Second, the draft’s mandate for natural resource adaptation planning applies only to the handful of agencies whose primary missions currently include natural resource management. That’s a start, but plenty of other federal agencies routinely take actions that compound the threats to natural resources or make adaptation more difficult. The Federal Emergency Management Agency, for example, operates the federal flood insurance program, which has a great deal of influence on the extent to which floodplains can be developed. FEMA should be required to examine the effect of climate change on its floodplain maps, and the extent to which new development in floodplains may interfere with efforts to conserve species and ecosystems.

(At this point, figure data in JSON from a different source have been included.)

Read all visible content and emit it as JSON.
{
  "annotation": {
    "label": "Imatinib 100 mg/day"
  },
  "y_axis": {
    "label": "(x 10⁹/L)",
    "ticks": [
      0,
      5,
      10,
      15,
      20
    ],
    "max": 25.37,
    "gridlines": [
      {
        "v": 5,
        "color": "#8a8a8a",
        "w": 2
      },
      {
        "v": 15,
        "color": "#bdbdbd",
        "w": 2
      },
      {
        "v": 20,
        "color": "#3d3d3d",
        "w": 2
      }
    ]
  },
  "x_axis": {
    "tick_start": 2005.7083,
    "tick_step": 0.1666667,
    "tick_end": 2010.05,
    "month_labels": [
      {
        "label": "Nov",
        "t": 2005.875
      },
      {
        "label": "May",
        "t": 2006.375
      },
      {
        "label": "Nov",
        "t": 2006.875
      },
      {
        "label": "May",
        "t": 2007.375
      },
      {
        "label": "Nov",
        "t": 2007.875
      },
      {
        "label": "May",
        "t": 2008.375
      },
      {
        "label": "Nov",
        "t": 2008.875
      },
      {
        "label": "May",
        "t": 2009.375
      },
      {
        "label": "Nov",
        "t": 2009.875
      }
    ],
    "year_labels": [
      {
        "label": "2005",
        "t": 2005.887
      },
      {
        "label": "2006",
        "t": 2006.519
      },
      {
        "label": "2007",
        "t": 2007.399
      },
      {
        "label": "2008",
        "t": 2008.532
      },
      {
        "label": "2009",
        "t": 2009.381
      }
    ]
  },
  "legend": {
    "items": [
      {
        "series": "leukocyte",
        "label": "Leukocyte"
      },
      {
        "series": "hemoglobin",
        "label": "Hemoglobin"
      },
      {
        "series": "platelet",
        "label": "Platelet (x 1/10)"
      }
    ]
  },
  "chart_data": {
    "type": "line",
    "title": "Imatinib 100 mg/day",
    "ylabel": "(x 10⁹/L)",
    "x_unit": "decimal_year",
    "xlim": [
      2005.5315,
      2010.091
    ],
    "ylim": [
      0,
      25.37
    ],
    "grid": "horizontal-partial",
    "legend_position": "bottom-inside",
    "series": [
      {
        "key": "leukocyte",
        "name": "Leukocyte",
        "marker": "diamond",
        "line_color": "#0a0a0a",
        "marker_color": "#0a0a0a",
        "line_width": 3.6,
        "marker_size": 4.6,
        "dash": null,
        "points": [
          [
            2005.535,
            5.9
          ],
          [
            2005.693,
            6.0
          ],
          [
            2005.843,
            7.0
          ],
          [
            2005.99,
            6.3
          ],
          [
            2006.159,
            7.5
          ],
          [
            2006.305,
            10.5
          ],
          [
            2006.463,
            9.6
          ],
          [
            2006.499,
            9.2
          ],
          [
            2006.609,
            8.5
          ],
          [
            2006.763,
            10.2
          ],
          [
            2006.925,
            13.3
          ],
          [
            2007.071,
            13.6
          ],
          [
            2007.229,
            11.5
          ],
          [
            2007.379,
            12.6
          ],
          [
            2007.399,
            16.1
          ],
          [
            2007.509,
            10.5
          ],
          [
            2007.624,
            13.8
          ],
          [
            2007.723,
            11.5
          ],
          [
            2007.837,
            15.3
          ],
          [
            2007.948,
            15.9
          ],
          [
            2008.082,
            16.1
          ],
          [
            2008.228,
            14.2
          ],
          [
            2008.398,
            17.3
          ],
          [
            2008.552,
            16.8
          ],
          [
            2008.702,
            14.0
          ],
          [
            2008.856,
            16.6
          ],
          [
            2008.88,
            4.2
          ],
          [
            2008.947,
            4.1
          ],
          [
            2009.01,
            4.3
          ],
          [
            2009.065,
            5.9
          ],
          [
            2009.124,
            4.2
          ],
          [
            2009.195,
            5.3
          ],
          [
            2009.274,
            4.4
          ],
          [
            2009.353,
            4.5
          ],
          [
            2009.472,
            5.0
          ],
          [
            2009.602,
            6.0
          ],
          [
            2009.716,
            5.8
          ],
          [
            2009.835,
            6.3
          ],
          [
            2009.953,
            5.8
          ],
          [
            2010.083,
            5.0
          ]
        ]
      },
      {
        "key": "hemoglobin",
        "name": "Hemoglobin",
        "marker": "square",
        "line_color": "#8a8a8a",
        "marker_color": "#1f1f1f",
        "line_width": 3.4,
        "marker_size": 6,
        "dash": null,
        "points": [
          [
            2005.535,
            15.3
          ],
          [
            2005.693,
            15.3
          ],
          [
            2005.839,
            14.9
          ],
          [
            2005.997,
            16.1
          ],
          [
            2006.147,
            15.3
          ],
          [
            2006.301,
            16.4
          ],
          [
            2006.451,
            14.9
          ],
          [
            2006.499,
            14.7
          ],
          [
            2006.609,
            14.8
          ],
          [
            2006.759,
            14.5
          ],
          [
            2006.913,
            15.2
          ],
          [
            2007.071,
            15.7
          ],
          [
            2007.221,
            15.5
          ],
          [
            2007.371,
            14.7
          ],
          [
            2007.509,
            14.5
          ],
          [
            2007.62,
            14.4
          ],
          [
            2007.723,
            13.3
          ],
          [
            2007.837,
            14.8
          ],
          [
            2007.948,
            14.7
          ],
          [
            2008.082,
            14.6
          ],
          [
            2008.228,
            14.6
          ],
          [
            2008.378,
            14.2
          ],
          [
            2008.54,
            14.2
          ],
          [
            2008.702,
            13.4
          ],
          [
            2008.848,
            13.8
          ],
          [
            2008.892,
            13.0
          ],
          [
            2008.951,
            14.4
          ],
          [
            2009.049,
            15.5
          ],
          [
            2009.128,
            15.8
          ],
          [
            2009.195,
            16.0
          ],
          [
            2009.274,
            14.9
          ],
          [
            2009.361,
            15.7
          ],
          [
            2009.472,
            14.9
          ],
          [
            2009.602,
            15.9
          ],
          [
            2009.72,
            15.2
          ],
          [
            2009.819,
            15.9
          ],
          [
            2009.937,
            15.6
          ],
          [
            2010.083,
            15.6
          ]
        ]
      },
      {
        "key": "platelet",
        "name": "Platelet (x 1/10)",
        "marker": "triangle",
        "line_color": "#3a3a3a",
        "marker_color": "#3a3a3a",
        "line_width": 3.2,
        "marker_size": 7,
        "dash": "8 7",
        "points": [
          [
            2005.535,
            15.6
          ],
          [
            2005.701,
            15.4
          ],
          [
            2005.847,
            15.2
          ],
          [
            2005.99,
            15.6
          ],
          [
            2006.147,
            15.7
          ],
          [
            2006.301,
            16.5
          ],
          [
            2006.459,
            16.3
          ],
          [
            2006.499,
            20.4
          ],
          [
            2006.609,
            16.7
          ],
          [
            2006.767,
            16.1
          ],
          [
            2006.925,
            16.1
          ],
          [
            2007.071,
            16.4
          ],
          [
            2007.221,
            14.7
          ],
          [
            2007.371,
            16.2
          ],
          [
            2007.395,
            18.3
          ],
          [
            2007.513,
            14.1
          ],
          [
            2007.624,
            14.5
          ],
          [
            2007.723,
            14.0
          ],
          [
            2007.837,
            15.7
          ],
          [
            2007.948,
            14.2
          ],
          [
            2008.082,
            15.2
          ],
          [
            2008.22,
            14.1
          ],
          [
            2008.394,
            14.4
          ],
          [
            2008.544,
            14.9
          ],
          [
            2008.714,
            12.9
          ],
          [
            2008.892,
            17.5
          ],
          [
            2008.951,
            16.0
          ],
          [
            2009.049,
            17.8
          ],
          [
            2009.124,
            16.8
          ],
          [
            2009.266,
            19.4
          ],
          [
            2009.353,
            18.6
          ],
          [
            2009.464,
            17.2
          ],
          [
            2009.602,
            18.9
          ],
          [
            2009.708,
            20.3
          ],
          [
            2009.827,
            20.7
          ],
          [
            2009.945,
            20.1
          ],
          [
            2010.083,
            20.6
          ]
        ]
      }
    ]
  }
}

Because so many federal agencies carry out, fund, or authorize activities that increase threats to natural resources or could operate at cross-purposes with adaptation efforts, natural resource adaptation planning should be expressly required for the entire executive branch. For these agencies, too, natural resource adaptation planning should be integrated into existing agency programs and decision-making structures. That probably can’t be done effectively through a single set of prescriptive requirements, because agencies and their relevant actions are so diverse. A better approach might be to simply require (with appropriate deadlines) that every federal agency develop and implement a program to identify and address the impacts of their actions on natural resource adaptation. That should be done in consultation with, and subject to the approval of, the lead agency for natural resource adaptation.
In sum, the Waxman-Markey draft is an encouraging start. While it could be improved, it draws needed attention to the problem of climate change adaptation, and is a good launching pad for discussion.